In a report published online Nov. 26 in the research journal Public Library of Science (PLoS), Schmitt and two former Duke co-researchers followed up on a scientific hunch by measuring and videotaping how six housecats moved along a 6 yard-long runway in pursuit of food treats or feline toys.
Long-distance chase predators like dogs can reduce their muscular work needed to move forward by as much as 70 percent by allowing their body to rise and fall and exchanging potential and kinetic energy with each step. In contrast, the maximum for cats is about 37 percent and much lower than that in a stalking posture, the report found.

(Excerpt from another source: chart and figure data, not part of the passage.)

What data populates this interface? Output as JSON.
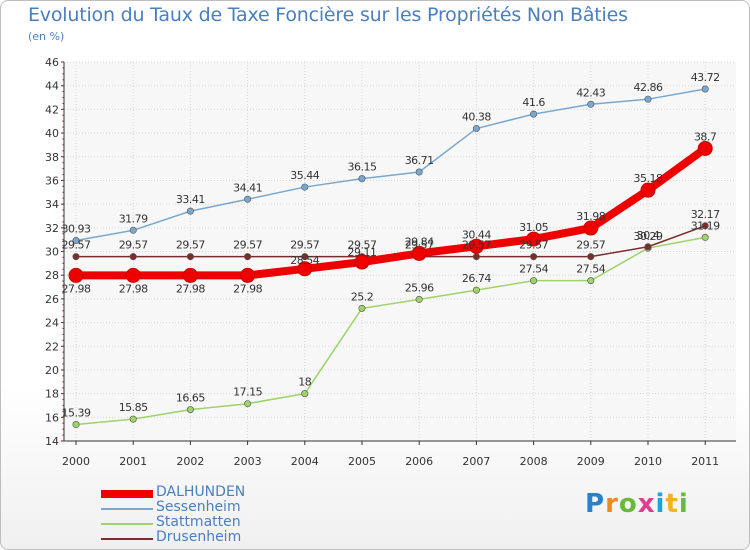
{
  "header": {
    "title": "Evolution du Taux de Taxe Foncière sur les Propriétés Non Bâties",
    "unit": "(en %)"
  },
  "logo": {
    "text": "Proxiti"
  },
  "chart_data": {
    "type": "line",
    "title": "Evolution du Taux de Taxe Foncière sur les Propriétés Non Bâties",
    "ylabel": "(en %)",
    "xlabel": "",
    "x": [
      "2000",
      "2001",
      "2002",
      "2003",
      "2004",
      "2005",
      "2006",
      "2007",
      "2008",
      "2009",
      "2010",
      "2011"
    ],
    "ylim": [
      14,
      46
    ],
    "yticks": [
      14,
      16,
      18,
      20,
      22,
      24,
      26,
      28,
      30,
      32,
      34,
      36,
      38,
      40,
      42,
      44,
      46
    ],
    "grid": true,
    "legend_position": "bottom-left",
    "series": [
      {
        "name": "DALHUNDEN",
        "color": "#ee0000",
        "values": [
          27.98,
          27.98,
          27.98,
          27.98,
          28.54,
          29.11,
          29.84,
          30.44,
          31.05,
          31.98,
          35.18,
          38.7
        ],
        "labels": [
          "27.98",
          "27.98",
          "27.98",
          "27.98",
          "28.54",
          "29.11",
          "29.84",
          "30.44",
          "31.05",
          "31.98",
          "35.18",
          "38.7"
        ]
      },
      {
        "name": "Sessenheim",
        "color": "#78a8d0",
        "values": [
          30.93,
          31.79,
          33.41,
          34.41,
          35.44,
          36.15,
          36.71,
          40.38,
          41.6,
          42.43,
          42.86,
          43.72
        ],
        "labels": [
          "30.93",
          "31.79",
          "33.41",
          "34.41",
          "35.44",
          "36.15",
          "36.71",
          "40.38",
          "41.6",
          "42.43",
          "42.86",
          "43.72"
        ]
      },
      {
        "name": "Stattmatten",
        "color": "#9ed26a",
        "values": [
          15.39,
          15.85,
          16.65,
          17.15,
          18,
          25.2,
          25.96,
          26.74,
          27.54,
          27.54,
          30.29,
          31.19
        ],
        "labels": [
          "15.39",
          "15.85",
          "16.65",
          "17.15",
          "18",
          "25.2",
          "25.96",
          "26.74",
          "27.54",
          "27.54",
          "30.29",
          "31.19"
        ]
      },
      {
        "name": "Drusenheim",
        "color": "#7b2c2c",
        "values": [
          29.57,
          29.57,
          29.57,
          29.57,
          29.57,
          29.57,
          29.57,
          29.57,
          29.57,
          29.57,
          30.4,
          32.17
        ],
        "labels": [
          "29.57",
          "29.57",
          "29.57",
          "29.57",
          "29.57",
          "29.57",
          "29.57",
          "29.57",
          "29.57",
          "29.57",
          "30.4",
          "32.17"
        ]
      }
    ]
  }
}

"An important implication of these results is the possibility of a tradeoff between stealthy walking and economy of locomotion," the three researchers wrote in PLoS. "These data show a previously unrecognized mechanical relationship in which crouched postures are associated with changes in footfall pattern, which are in turn related to reduced mechanical energy recovery."
In other words, they found that when cats slink close to the ground they walk in a way that "the movements of their front and back ends cancel each other out," Schmitt said. While that's not good for energy efficiency "the total movement of their bodies is going to be even and they'll be flowing along," he added
"If they're creeping, they're going to put this foot down, and then that foot down and then that one in an even fashion. We think it has to do with stability and caution, Schmitt said."
Walking humans recover as much energy as dogs, said Schmitt, who studies gaits of various mammals. "Our centers of mass rise and fall when we walk. And when we do that, humans and other animals exchange potential and kinetic energy. It's an evolutionary miracle in my view.
"But cats need to creep up on their prey. Most scientists think that energetic efficiency is the currency of natural selection. Here we've shown that some animals make compromises when they have to choose between competing demands."
The study was supported by the National Science Foundation. Kristin Bishop, a former postdoctoral researcher at Duke, was the lead researcher and first author. Another author was Anita Pai, a former Duke undergraduate who is now a medical student at Vanderbilt University.